I finally got brave enough to venture into the world of online patient forums. We found out last week that my husband's tongue cancer has come back and we are still reeling. We have a three-year-old and I'm currently 32 weeks pregnant with our second child. The first diagnosis was close to four years ago, and we went along with the recommendations of our local hospital, which is ranked well but is not a top cancer center. I'm definitely feeling this time that we need to be more proactive about second opinions and treatment, including perhaps traveling to distant hospitals. I have about three weeks left when I can fly with him to help him, but after that I need to stay at home for the birth. From what I can tell, we have family members near two major hospitals/cancer centers who might be able to house and help him, but I don't know how highly those centers are ranked specifically for oral cancers. How do you even find out about subspecialties of cancer centers? The research page here mentioned MD Anderson and Sloan Kettering as being the top two for head and neck cancers, but I am wondering what the rest of the list is. I know that specific recommendations of hospitals and doctors are against the rules of the board, but if you have some information that could help, please pm me. I am so overwhelmed and we don't have much time before the new baby arrives.

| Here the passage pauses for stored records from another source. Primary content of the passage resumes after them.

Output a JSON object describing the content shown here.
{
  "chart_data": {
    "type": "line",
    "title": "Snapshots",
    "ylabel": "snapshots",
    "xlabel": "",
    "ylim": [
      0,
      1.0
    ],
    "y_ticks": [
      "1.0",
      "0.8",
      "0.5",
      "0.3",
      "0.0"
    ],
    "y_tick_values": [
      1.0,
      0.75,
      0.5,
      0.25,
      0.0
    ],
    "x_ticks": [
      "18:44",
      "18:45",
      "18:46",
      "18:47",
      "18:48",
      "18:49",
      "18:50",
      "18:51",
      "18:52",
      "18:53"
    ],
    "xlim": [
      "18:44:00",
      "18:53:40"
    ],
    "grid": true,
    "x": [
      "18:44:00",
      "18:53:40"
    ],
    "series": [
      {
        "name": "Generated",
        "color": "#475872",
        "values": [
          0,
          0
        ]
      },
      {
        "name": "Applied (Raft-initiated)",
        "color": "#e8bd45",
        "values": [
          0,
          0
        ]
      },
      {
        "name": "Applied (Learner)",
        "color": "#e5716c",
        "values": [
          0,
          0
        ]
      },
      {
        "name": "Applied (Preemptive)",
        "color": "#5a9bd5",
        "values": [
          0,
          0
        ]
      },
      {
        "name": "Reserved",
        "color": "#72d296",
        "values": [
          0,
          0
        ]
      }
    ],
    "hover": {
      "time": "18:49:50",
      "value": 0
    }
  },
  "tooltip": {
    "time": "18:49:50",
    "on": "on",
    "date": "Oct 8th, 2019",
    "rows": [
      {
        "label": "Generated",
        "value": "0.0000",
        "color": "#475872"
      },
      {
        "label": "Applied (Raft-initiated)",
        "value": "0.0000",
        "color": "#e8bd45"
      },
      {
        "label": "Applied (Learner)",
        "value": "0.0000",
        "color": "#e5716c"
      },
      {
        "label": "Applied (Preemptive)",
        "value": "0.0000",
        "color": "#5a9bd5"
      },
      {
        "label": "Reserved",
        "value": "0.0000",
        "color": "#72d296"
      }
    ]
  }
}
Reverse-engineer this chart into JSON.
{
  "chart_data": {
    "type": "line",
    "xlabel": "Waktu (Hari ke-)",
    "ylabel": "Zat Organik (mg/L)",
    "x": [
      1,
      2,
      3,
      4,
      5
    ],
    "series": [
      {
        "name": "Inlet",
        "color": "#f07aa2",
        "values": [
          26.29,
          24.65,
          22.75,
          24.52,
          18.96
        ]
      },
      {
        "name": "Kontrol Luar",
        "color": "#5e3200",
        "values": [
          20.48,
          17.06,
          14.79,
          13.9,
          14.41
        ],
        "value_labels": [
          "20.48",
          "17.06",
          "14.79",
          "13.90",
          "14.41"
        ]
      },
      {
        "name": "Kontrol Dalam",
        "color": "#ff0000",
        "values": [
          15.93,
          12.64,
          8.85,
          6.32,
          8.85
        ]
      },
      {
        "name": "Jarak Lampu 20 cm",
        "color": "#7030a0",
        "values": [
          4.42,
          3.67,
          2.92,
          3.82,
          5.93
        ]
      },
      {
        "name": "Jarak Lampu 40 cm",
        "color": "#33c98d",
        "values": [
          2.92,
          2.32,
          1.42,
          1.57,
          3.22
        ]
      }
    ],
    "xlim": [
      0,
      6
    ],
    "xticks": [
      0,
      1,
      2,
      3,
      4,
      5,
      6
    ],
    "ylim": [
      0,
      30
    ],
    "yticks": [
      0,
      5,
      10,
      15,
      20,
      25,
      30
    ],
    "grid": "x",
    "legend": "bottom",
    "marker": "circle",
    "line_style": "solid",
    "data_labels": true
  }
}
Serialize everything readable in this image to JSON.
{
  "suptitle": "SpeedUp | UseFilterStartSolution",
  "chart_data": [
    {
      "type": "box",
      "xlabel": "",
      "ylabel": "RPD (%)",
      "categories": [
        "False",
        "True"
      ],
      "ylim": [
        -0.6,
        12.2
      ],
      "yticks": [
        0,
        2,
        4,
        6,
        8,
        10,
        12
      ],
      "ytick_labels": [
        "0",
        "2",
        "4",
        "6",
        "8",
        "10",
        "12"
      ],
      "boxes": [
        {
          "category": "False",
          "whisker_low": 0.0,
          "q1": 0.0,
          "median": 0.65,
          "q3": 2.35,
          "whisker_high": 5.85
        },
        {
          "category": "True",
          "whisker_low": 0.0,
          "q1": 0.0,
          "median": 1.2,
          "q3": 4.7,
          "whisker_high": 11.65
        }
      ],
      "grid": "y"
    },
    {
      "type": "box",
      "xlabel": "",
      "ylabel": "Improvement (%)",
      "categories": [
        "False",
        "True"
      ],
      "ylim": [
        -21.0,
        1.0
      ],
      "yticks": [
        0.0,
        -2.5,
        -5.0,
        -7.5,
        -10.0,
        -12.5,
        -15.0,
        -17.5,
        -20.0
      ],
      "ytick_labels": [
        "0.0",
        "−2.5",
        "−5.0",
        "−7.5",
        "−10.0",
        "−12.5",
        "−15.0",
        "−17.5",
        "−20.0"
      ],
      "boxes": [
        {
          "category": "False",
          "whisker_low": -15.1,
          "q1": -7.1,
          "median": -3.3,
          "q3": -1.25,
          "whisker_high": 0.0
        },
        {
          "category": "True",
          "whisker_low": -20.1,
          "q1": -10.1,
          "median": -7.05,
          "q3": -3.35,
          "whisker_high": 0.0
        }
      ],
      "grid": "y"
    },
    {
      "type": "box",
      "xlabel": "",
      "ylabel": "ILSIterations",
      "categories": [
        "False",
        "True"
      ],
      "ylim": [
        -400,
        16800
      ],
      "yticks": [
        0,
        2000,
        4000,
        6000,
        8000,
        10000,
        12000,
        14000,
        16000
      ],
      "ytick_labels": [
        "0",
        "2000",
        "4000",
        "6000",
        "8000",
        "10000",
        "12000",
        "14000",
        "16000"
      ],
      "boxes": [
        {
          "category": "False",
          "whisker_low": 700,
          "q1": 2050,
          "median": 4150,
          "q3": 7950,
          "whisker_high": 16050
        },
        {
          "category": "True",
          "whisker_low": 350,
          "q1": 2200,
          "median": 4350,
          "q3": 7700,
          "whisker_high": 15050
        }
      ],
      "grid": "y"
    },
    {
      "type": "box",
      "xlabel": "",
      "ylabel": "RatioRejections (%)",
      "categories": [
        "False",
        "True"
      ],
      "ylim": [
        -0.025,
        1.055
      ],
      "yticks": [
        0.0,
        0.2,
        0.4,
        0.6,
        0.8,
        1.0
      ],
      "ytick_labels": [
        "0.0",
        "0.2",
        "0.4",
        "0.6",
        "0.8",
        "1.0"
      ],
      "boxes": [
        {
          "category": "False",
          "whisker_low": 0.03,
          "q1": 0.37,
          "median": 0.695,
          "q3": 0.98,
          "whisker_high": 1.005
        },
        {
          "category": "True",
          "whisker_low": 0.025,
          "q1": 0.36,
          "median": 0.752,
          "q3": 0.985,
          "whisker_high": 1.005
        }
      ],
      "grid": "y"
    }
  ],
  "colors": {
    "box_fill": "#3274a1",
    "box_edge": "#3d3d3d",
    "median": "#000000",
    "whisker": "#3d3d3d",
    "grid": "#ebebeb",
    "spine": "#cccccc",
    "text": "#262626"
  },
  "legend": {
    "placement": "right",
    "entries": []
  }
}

I read the forum a little bit, and I know I need to figure out the abbreviations and make a signature, but I thought I could write up a patient history here so you could get to know us better. My husband was 38 when he noticed a nonhealing sore on the side of his tongue (8/12). At that point it wasn’t even visible, but he could feel a difference. He mentioned it to his dentist two months later (10/12) and the dentist told him to keep an eye on it, and if it got worse, let him know. It did not get worse, but he brought it up again at the next dental appointment (5/13). At that point the dentist decided to refer him to an oral surgeon at the local hospital. It took about six weeks to get an appointment with the oral surgeon (7/13). The oral surgeon didn’t think it was cancer but agreed it was unusual. An appointment was made for complete removal a month later (8/13). The tissue was examined -- it was cancer, and the margin hadn’t been cleared, so cancerous tissue was stitched to healthy tissue. (We both wondered if this surgery set the stage for the cancer’s re-emergence.) He was referred to the ENT department at the local hospital for further treatment, and the surgeon said the cancer was barely T1 (as opposed to T0), and that she would excise it (late 8/13). No neck dissection or radiation was offered. It seemed like the surgery went well and was very thorough in terms of mid-operative testing. The cancer was not tested but due to its location it was unlikely to be HPV-related (which means his cancer was more likely to recur or would potentially be more resistant to treatment, as I learned). I was pregnant with our first child then as well but much earlier along, and it seemed like we had had a bad scare but been pretty lucky.

About 7 weeks ago, he first noticed a visible spot on his tongue in the same place and in a couple of weeks he contacted his continuing-care surgeon. They got him in and did a biopsy last week which came back as cancer last Friday. Again, it looks likely to be T1, although the cat scans haven’t happened yet. The doctor thinks that the cat scans are unlikely to pick up lymph node involvement, but there may be microcancer there. This time the spot on his tongue was about 5mm across; it apparently grew much more rapidly. In addition to all of the other emotions, I am mad because I feel like medical professionals didn’t take him seriously soon enough because they considered him low risk and they underestimated this cancer. My husband is young(ish), a non-smoker, very occasional light drinker, eats well, exercises, meditates daily, and has no family history of cancer. This time the surgeon said under new guidelines neck dissection was recommended to increase survival rate and radiation therapy has been approved. We think he will get tongue surgery and neck dissection, but speaking professionally is an important part of his career (which he loves), so the permanent damage caused by radiation is definitely a concern. I understand there is a less damaging form of radiation, but I don’t know where that is offered.

I don’t want to make this post so long that people don’t read it, but thank you in advance for commenting. Right now we think we will have cat scans on Tuesday (not confirmed yet), and as soon as the workweek starts I also want to make some calls to far away hospitals to get the ball rolling on that and get more information. This is all so foreign to me. We have been very lucky to never have had major medical problems before, so I feel out of my depth. But it is so important to me that these babies get to keep their father—I want to be sure we are making the best, most informed choices.